US President Joe Biden on Thursday signed a law that bars companies such as Huawei or ZTE from obtaining licenses from US regulators for new equipment that is seen as a security risk. The Senate previously passed the bill for the so-called “Secure Equipment Act” unanimously and the US House of Representatives by a 420:4 vote.
The new law stipulates that the telecommunications authority can no longer review or approve FCC license applications for equipment that the manufacturer has classified as a risk to national security. The main objective is to keep hardware from Huawei and ZTE as well as some smaller Chinese providers out of the United States’ telecommunications infrastructure.
In theory, it has been for years – however, there was no final statutory regulation, only presidential orders and ordinances of officers. And the practice also turned out to be an ambiguous affair. For example, since 2018, the FCC has approved about 3,000 applications from Huawei for the delivery of telecommunications products to US network operators.
In the end, it was no joy, tangible evidence of risk was needed to prevent imports.
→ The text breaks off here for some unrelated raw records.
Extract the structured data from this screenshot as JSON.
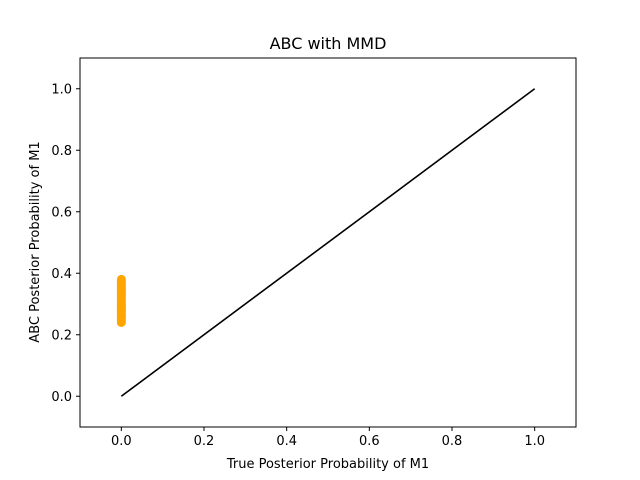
{
  "chart_data": {
    "type": "scatter",
    "title": "ABC with MMD",
    "xlabel": "True Posterior Probability of M1",
    "ylabel": "ABC Posterior Probability of M1",
    "xlim": [
      -0.1,
      1.1
    ],
    "ylim": [
      -0.1,
      1.1
    ],
    "xticks": [
      0.0,
      0.2,
      0.4,
      0.6,
      0.8,
      1.0
    ],
    "yticks": [
      0.0,
      0.2,
      0.4,
      0.6,
      0.8,
      1.0
    ],
    "xtick_labels": [
      "0.0",
      "0.2",
      "0.4",
      "0.6",
      "0.8",
      "1.0"
    ],
    "ytick_labels": [
      "0.0",
      "0.2",
      "0.4",
      "0.6",
      "0.8",
      "1.0"
    ],
    "grid": false,
    "series": [
      {
        "type": "scatter",
        "color": "#ffa500",
        "x": [
          0,
          0,
          0,
          0,
          0,
          0,
          0,
          0,
          0,
          0,
          0,
          0,
          0,
          0,
          0,
          0,
          0,
          0,
          0,
          0,
          0,
          0,
          0,
          0,
          0,
          0,
          0,
          0,
          0,
          0,
          0,
          0
        ],
        "y": [
          0.24,
          0.245,
          0.25,
          0.255,
          0.26,
          0.265,
          0.27,
          0.275,
          0.28,
          0.285,
          0.29,
          0.295,
          0.3,
          0.305,
          0.31,
          0.315,
          0.32,
          0.325,
          0.33,
          0.335,
          0.34,
          0.345,
          0.35,
          0.355,
          0.36,
          0.365,
          0.37,
          0.375,
          0.38,
          0.26,
          0.29,
          0.33
        ]
      },
      {
        "type": "line",
        "color": "#000000",
        "x": [
          0,
          1
        ],
        "y": [
          0,
          1
        ]
      }
    ]
  }
}
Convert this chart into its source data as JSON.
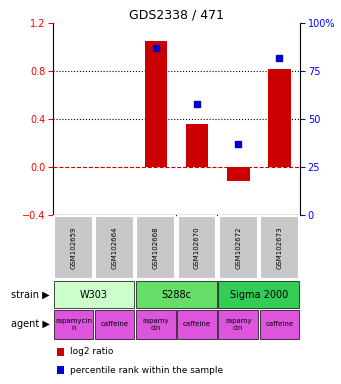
{
  "title": "GDS2338 / 471",
  "samples": [
    "GSM102659",
    "GSM102664",
    "GSM102668",
    "GSM102670",
    "GSM102672",
    "GSM102673"
  ],
  "log2_ratio": [
    0.0,
    0.0,
    1.05,
    0.36,
    -0.12,
    0.82
  ],
  "percentile_rank": [
    null,
    null,
    87,
    58,
    37,
    82
  ],
  "ylim_left": [
    -0.4,
    1.2
  ],
  "ylim_right": [
    0,
    100
  ],
  "bar_color": "#cc0000",
  "dot_color": "#0000cc",
  "dotted_lines": [
    0.8,
    0.4
  ],
  "strains": [
    {
      "label": "W303",
      "span": [
        0,
        2
      ],
      "color": "#ccffcc"
    },
    {
      "label": "S288c",
      "span": [
        2,
        4
      ],
      "color": "#66dd66"
    },
    {
      "label": "Sigma 2000",
      "span": [
        4,
        6
      ],
      "color": "#33cc66"
    }
  ],
  "agent_labels": [
    "rapamycin",
    "caffeine",
    "rapamycin",
    "caffeine",
    "rapamycin",
    "caffeine"
  ],
  "agent_color": "#dd55dd",
  "legend_items": [
    {
      "label": "log2 ratio",
      "color": "#cc0000"
    },
    {
      "label": "percentile rank within the sample",
      "color": "#0000cc"
    }
  ],
  "right_yticks": [
    0,
    25,
    50,
    75,
    100
  ],
  "right_yticklabels": [
    "0",
    "25",
    "50",
    "75",
    "100%"
  ],
  "left_yticks": [
    -0.4,
    0.0,
    0.4,
    0.8,
    1.2
  ],
  "sample_box_color": "#c8c8c8",
  "background_color": "#ffffff"
}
Otherwise, as per the previous legal position, it would have been only an arbitrary authority to reject the applications. The new law now creates more clarity on the matter – even if it hardly pleases Chinese providers. Ultimately, however, the legislation does not have the potential to mitigate climate change in negotiations with the Chinese government, as the original assessment of the situation was already in place.
Reader. Organizer. General creator. Zombie fanatic. Alcohol advocate. Food junkie. Bacon ninja.